Humans are a cornucopia of tendencies. One of which is to leave things unsaid and emotions undone. We think we have time to communicate our hopes or recapitulate fears or just speak for the hell of it. But is that always an option?
Reading pages after pages where people, long gone now, have poured their thoughts and dreams, I realized I had so many things to say to them, to let them know how joyfully unbridled they make me feel in their labyrinth of words.
I have a box of unsent letters to people without a postal address.
Letters that could never be sent. Feelings that could never be expressed. Thoughts that could never be conveyed. Ruminations that could never be assuaged. A possibility that could never be. Empathy that stayed. Warmth that was exuded then, now extended.
If I could talk to you, Vincent Van Gogh, I’d tell you how you made me fall in love with love. You gave me a reason to persevere. If loving something to a point where you couldn’t tell day from night leads to you being called crazy, you’d actually paint the stars and moon, trees and fields from a window of a mental asylum. You showed me it’s okay to fail, to fall, again and again and then some more. I see you with a paint brush in your hand, that hibiscus red in your eyes filled with sleep, in that messy room-filled with passion, wonder-smitten perspective on things and canvases- filled, blank, unfinished. You are standing by the window, overlooking the lush green fields, perplexed. ‘How can I imprint this enormously gorgeous view with just a brush’ you think, but you already know the answer because that’s all you have been doing all your life- a heart filled with pure love, a sort of reverence for your work and you are good to go, good to live. Day melts into night and you metamorphose that blank canvas into a star-lit sky with stars that swirl with a turbulent flow heavy with the weight of your suffering and melancholy. You keep the brush down and look at the piece you’ve just finished, unaware of the cascading rouse of beauty it will follow. You lie on your bed, close your eyes for a little while and drown yourself in the dreams where you have a somber yet beautiful conversation with nature.

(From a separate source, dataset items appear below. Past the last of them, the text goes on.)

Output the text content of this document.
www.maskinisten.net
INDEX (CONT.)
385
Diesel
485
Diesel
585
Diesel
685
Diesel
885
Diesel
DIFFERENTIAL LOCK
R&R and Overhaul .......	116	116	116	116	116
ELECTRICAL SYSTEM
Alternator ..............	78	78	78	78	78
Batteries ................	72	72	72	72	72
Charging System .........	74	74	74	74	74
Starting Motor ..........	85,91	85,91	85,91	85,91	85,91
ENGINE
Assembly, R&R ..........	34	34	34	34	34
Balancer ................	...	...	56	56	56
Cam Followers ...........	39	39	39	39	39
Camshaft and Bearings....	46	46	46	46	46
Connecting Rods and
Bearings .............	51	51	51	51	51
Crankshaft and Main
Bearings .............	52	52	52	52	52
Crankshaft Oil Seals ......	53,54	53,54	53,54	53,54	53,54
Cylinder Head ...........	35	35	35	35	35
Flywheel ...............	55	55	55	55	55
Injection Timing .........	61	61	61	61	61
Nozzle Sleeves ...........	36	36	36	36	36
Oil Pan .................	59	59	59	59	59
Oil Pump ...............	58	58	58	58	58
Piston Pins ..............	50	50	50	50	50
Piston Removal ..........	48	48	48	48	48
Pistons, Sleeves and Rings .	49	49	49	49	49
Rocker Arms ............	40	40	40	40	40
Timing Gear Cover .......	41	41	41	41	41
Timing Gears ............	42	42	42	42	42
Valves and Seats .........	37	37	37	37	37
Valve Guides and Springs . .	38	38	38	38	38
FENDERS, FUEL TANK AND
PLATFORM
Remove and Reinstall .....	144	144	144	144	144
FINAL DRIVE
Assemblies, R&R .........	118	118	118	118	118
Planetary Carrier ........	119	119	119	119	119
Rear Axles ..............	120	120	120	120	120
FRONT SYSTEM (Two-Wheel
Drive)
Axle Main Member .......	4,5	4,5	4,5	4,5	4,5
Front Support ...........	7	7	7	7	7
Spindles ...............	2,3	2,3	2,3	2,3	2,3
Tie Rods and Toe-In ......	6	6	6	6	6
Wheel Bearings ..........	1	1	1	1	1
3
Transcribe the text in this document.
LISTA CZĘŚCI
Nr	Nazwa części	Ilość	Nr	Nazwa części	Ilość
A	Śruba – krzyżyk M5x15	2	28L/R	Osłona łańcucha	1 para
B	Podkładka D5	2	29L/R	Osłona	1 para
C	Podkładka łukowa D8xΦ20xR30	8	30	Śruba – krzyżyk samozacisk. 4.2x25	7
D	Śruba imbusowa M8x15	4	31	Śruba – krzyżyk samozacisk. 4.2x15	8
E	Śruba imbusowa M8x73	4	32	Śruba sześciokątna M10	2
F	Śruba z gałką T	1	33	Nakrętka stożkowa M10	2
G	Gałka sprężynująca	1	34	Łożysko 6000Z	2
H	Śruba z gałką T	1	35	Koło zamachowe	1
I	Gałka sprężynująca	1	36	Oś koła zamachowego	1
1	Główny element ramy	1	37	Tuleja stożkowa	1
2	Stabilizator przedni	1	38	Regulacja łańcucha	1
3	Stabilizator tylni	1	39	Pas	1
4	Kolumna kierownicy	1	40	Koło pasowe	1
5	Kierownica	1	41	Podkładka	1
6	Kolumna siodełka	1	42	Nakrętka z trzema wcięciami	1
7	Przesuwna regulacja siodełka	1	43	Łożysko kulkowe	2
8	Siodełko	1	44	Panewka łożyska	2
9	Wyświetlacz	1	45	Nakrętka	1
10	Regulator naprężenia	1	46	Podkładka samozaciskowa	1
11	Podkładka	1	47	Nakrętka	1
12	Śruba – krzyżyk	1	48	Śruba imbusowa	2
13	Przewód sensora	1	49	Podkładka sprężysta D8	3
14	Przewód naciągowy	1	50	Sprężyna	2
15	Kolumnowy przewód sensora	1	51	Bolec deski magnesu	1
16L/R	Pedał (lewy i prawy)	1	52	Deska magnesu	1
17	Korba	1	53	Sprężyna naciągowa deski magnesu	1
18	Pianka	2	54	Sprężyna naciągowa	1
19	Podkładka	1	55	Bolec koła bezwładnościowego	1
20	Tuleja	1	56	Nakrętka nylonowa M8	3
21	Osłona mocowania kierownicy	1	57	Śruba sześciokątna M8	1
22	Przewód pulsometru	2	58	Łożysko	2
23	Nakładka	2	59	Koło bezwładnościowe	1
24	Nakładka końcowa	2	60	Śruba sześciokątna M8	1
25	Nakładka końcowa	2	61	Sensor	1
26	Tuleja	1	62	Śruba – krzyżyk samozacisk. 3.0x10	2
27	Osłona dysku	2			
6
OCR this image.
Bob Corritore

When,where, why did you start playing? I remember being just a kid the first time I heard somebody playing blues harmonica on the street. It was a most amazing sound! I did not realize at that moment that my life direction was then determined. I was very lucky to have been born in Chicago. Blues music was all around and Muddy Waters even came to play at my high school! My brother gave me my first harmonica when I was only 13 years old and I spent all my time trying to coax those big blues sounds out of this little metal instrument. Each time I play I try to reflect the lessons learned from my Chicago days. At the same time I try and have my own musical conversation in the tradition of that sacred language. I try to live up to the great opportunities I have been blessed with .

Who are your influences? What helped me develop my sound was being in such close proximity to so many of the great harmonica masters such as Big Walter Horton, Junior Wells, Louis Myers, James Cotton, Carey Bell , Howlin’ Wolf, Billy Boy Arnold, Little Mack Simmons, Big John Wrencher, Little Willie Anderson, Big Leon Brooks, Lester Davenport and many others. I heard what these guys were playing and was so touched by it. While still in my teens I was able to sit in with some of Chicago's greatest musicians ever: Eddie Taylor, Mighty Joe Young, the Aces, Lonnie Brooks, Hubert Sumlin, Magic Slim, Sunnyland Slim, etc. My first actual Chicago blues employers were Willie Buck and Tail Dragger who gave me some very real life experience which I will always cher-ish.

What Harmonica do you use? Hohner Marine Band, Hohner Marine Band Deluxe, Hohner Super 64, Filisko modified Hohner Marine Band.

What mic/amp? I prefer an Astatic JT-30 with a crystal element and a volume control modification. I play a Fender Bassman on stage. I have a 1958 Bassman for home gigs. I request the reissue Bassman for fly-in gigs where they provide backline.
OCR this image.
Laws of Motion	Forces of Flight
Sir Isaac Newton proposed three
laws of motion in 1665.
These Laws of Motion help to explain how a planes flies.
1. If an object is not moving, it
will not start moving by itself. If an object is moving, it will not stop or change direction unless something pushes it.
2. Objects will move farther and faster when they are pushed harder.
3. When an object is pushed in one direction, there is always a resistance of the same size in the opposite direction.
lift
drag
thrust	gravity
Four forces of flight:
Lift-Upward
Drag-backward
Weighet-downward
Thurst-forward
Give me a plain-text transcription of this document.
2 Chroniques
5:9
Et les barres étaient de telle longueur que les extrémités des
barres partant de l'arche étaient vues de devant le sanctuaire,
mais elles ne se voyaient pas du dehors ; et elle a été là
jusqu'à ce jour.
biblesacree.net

If I could thank you, Mary Oliver, I would do it wholeheartedly. I would pay attention to every word I utter, every gesture I make to thank you because that is what you taught me. Whenever I open my eyes and heart to the beauty and pain of the world, you are there with a sparrow on your shoulder and glistening eyes considering the rich and graceful trees, birds, grass, insects and clouds beside, beneath and above you. You use words as if they are the beads of rosary, intentional and limited, never failing to get your mystical visions across. You left your courageous hopes and dreams behind, that whisper slowly in my ears that I’m not alone, that the world is my home, my family, that it’s okay to take my time, that every time is the time to be myself. You have stretched my soul and made me more welcoming towards this glorious and daring universe and its infinitesimal elusive mysteries. Until I keep inundating myself with the enchanting sights of the world, I will keep remembering you.
Only if Seneca I could write to you, I’d affirm and say ‘yes, life is short only for those who wait for it to be long’. You have been my antidote to anxiety, you explained to me what 'kairos' means, you set me free, you took my short life and stretched it wide. You made me consider my absurd ‘busy’ life and transmogrify it with a trance like state, where the present moment is my shrine and to squander the one life I have got is nothing less than a crime. Amidst the cesspool of ‘hustle culture’ you beckon me towards the art of living, tranquility of the mind and quotidian yet timeless aspects of life.
And many more unanswered, unsent, unfinished and unrequited letters lie in my box, shriveling. But I had to let some out so that someone, anyone knows these people aren’t forgotten, just like my desire to prevent myself from plunging into oblivion, head-first.